Car tout est millimétré. Avant chaque saut, le grimpeur prend le temps de visualiser toute la séquence de sa chute, dilatant les sept secondes nécessaires en onze ou douze. Effectuer trois roues dans l’air. Au milieu de la troisième, tourner son corps d’un tour complet dans la corde. Se dégager ensuite calmement, avec méthode, puis étendre ses membres. Se détendre avant d’entrer dans le point d’impact. Une fois ce travail achevé, le grimpeur passe par ce qu’il appelle « le moment du choix ». À partir de quinze, il compte silencieusement à rebours, ne prononçant que les dix et les cinq à haute voix. Quatre, trois, deux, un. Puis il saute.

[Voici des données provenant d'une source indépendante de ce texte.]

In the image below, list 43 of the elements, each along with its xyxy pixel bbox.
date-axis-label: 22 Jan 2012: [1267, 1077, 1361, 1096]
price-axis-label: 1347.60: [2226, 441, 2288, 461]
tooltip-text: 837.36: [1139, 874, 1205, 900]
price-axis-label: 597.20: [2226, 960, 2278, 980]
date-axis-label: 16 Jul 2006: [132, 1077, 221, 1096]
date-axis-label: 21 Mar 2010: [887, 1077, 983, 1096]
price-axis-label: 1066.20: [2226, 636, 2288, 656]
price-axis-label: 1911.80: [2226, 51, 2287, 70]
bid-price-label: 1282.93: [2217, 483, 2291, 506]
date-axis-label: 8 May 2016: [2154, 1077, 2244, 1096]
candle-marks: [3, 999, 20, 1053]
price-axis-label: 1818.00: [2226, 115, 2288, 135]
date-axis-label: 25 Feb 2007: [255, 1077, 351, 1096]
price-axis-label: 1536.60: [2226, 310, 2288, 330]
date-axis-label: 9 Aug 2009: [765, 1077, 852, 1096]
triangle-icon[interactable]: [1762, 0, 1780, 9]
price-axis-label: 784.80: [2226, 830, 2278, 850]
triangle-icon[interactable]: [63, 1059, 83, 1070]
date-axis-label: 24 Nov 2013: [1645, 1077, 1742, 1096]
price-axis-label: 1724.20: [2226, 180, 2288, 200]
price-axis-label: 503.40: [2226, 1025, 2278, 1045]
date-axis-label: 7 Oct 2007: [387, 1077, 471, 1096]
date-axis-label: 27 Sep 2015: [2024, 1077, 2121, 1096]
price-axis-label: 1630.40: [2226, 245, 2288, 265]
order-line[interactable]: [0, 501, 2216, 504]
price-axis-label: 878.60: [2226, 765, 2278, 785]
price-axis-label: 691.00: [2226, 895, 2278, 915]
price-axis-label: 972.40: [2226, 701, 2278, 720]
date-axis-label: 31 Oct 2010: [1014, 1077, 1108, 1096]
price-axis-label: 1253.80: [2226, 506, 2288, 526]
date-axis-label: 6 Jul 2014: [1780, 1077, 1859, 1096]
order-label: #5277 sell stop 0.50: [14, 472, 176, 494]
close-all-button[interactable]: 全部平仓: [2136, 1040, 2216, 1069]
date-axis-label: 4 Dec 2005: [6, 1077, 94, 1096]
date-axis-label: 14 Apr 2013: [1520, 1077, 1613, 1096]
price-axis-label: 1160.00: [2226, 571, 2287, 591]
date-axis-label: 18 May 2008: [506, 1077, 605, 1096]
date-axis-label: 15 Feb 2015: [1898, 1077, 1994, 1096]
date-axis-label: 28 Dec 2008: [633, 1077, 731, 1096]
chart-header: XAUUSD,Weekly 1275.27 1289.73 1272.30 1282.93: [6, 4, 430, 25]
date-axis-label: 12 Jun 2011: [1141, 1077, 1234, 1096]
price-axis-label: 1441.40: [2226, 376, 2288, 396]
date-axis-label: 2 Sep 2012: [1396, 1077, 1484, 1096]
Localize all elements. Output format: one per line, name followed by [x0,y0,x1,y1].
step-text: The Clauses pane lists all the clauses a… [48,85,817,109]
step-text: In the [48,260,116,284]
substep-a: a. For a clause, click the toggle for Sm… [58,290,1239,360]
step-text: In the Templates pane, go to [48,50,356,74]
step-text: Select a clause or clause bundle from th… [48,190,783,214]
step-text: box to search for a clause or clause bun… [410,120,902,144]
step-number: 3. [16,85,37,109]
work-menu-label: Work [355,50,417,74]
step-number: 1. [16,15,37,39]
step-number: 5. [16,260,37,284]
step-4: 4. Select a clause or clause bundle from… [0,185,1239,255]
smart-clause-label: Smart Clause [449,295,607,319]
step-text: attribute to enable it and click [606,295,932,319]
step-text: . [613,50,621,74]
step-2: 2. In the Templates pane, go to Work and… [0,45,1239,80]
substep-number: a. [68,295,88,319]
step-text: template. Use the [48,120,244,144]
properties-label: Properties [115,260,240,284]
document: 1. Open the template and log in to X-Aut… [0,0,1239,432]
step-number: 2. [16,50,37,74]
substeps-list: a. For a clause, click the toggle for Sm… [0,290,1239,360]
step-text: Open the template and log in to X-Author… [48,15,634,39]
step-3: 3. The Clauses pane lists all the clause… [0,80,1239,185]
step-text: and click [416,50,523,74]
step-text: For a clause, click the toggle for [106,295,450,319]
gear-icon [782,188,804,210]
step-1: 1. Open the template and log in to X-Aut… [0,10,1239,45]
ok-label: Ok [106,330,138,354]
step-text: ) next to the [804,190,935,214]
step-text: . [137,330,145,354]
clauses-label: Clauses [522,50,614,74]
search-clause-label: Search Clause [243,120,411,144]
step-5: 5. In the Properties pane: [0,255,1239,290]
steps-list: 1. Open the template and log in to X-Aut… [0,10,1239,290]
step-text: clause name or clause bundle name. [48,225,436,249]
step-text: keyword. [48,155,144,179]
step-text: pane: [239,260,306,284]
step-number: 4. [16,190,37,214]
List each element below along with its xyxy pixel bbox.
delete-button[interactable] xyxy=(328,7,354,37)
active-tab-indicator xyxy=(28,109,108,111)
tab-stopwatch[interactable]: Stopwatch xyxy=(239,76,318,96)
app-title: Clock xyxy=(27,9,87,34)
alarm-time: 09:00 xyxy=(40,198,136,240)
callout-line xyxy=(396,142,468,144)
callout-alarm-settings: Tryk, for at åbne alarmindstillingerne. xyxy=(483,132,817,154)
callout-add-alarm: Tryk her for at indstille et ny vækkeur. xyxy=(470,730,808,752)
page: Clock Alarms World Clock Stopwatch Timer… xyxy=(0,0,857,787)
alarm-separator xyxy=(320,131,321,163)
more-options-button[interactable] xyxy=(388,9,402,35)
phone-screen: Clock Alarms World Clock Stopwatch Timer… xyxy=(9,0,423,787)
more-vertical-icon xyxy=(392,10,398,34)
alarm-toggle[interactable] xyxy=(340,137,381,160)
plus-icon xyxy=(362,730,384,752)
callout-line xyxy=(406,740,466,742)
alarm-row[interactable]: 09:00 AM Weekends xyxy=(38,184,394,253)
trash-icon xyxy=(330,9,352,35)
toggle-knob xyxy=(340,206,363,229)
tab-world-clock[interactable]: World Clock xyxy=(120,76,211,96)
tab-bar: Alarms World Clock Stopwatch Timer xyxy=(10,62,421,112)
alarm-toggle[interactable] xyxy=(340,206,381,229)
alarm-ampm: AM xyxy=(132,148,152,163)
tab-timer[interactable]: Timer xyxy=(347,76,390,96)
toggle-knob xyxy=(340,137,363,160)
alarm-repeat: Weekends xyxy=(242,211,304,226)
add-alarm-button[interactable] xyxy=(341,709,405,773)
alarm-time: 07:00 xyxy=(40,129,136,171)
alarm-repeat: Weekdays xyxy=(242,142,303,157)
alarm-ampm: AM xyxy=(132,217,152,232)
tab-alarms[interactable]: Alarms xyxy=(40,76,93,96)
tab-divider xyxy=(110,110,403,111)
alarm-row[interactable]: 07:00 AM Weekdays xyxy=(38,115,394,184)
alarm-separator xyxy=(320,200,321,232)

« Mes anges gardiens ont besoin d’une pause. Ils ont fait pas mal d’heures supplémentaires pour moi »
En octobre 1998, Dan arrive au Yosemite, déterminé à réaliser un saut record. Avec l’aide de plusieurs amis, il installe des ancrages et des cordes sur « Leaning Tower », une tour de plus de 300 mètres, avant d’effectuer un premier saut test de 182 mètres. Progressivement, il augmente les distances de chute. Allant jusqu’à battre son propre record : 230 mètres. Les exploits s’enchaînent alors. 245 mètres. 260 mètres. Jusqu’à 275 mètres, un saut qui rentre cette année-là dans le Guinness Book.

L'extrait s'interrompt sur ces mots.